Por uma série de fatores o Brasil passa por sua maior crise econômica e nesse momento de dificuldades para toda a sociedade é preciso encontrar saídas que possam conduzir a nação por outros caminhos menos penosos. A mudança de rota depende de uma construção bem projetada, com alicerces que possam suportar o peso que as necessárias mudanças ocasionam. A reforma trabalhista promovida pela Lei nº 13.467/2017 trouxe profundas e nefastas alterações nas relações individuais de trabalho, no processo do trabalho e nas relações coletivas de trabalho (negociações coletivas e custeio sindical).

A negociação coletiva de trabalho é a principal das funções das entidades sindicais, que assumem um poder legiferante destinado à formação consensual de normas que irão regular condições de trabalho e serão aplicadas a determinado grupo de trabalhadores e empregadores. Trata-se da denominada autonomia coletiva dos particulares, que podem livremente dispor sobre o que lhes é mais adequado no mundo do trabalho, sendo que nessa concepção pluralista, o Estado não detém o monopólio da criação do direito, nos termos que que autorizam a Constituição Federal, Convenções Internacionais ratificadas pelo Brasil e a Consolidação das Leis do Trabalho – CLT.

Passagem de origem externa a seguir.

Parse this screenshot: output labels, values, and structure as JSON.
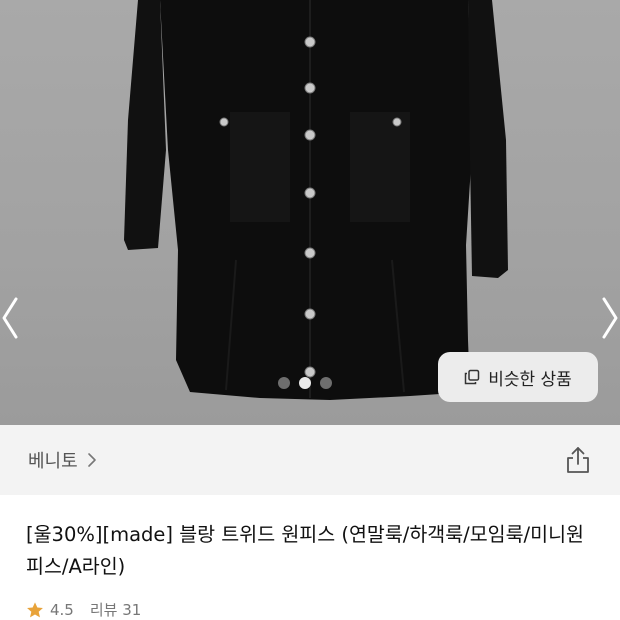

A expressão “negociação coletiva de trabalho” abrange todas as negociações entre empregador (es) e grupos de trabalhadores representados por sua entidade sindical ou entre sindicato patronal e sindicato de trabalhadores das correspondentes categorias econômica e profissional. A autocomposição tem funcionado bem até aqui, é o que mostra levantamento do Dieese – Departamento intersindical de Estatísticas e Estudos Socioeconômicos com base nos reajustes salariais em comparação com o INPC-IBGE de 2013 a 2017, ou seja, no ano de 2013, 93,7% das negociações alcançaram reajustes iguais ou superiores ao INPC-IBGE; em 2014, 97,7%; em 2015, 81,2%; em 2016, 62,7% e em 2017, 91,5%. Isso significa que a liberdade negocial, sem a interferência estatal tem sido exitosa, pois representa a vontade das partes num determinado momento.

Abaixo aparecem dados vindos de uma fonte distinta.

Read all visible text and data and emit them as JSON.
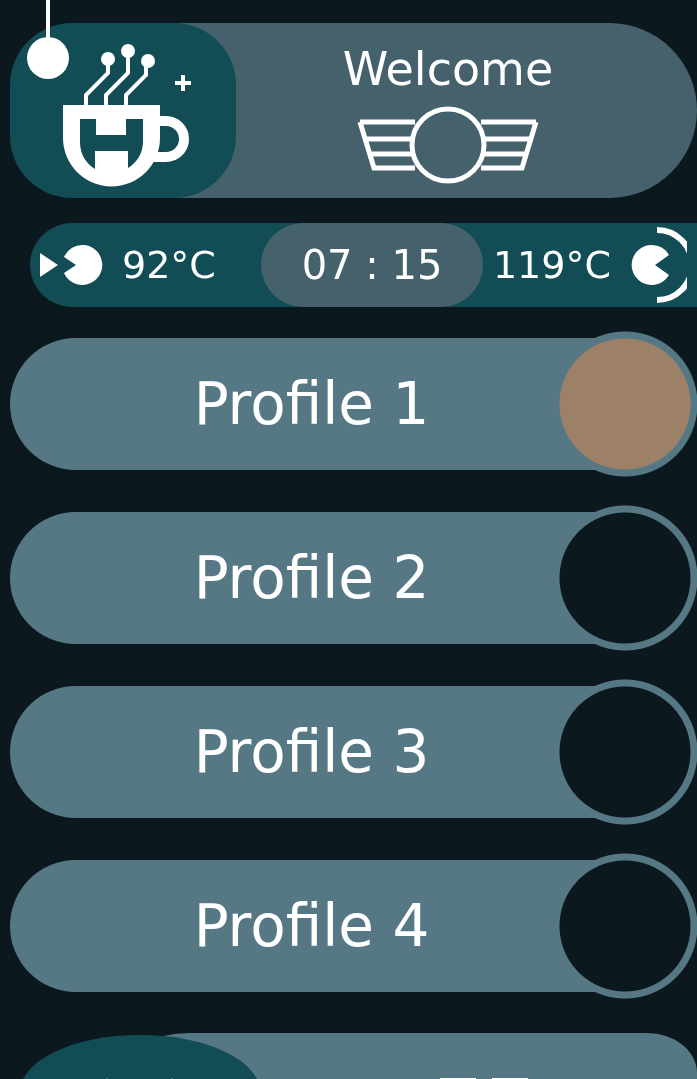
{
  "header": {
    "title": "Welcome"
  },
  "status_bar": {
    "start_temperature": "92°C",
    "time": "07 : 15",
    "end_temperature": "119°C"
  },
  "profiles": [
    {
      "label": "Profile 1",
      "selected": true
    },
    {
      "label": "Profile 2",
      "selected": false
    },
    {
      "label": "Profile 3",
      "selected": false
    },
    {
      "label": "Profile 4",
      "selected": false
    }
  ]
}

A reforma trabalhista, acertadamente, ampliou a função negocial das entidades sindicais trazendo maior segurança jurídica aos envolvidos. No art. 611-A da CLT foram expandidos de modo exemplificativo os temas que podem ser objeto de negociação coletiva. É preciso ressaltar que a necessidade de comum acordo (autorização expressa da parte contrária) para suscitar dissídio coletivo e o cancelamento pelo STF dos efeitos da Súmula que previa a ultratividade da norma coletiva ocasionaram séria descompensação nas relações coletivas de trabalho, ocasionando uma redução de 34% dos acordos coletivos e 45,2% das convenções coletivas do 1º semestre de 2017 para o 1º semestre de 2018 (fonte:www.tst.jus.br/web/estatística e www.salariometro.org).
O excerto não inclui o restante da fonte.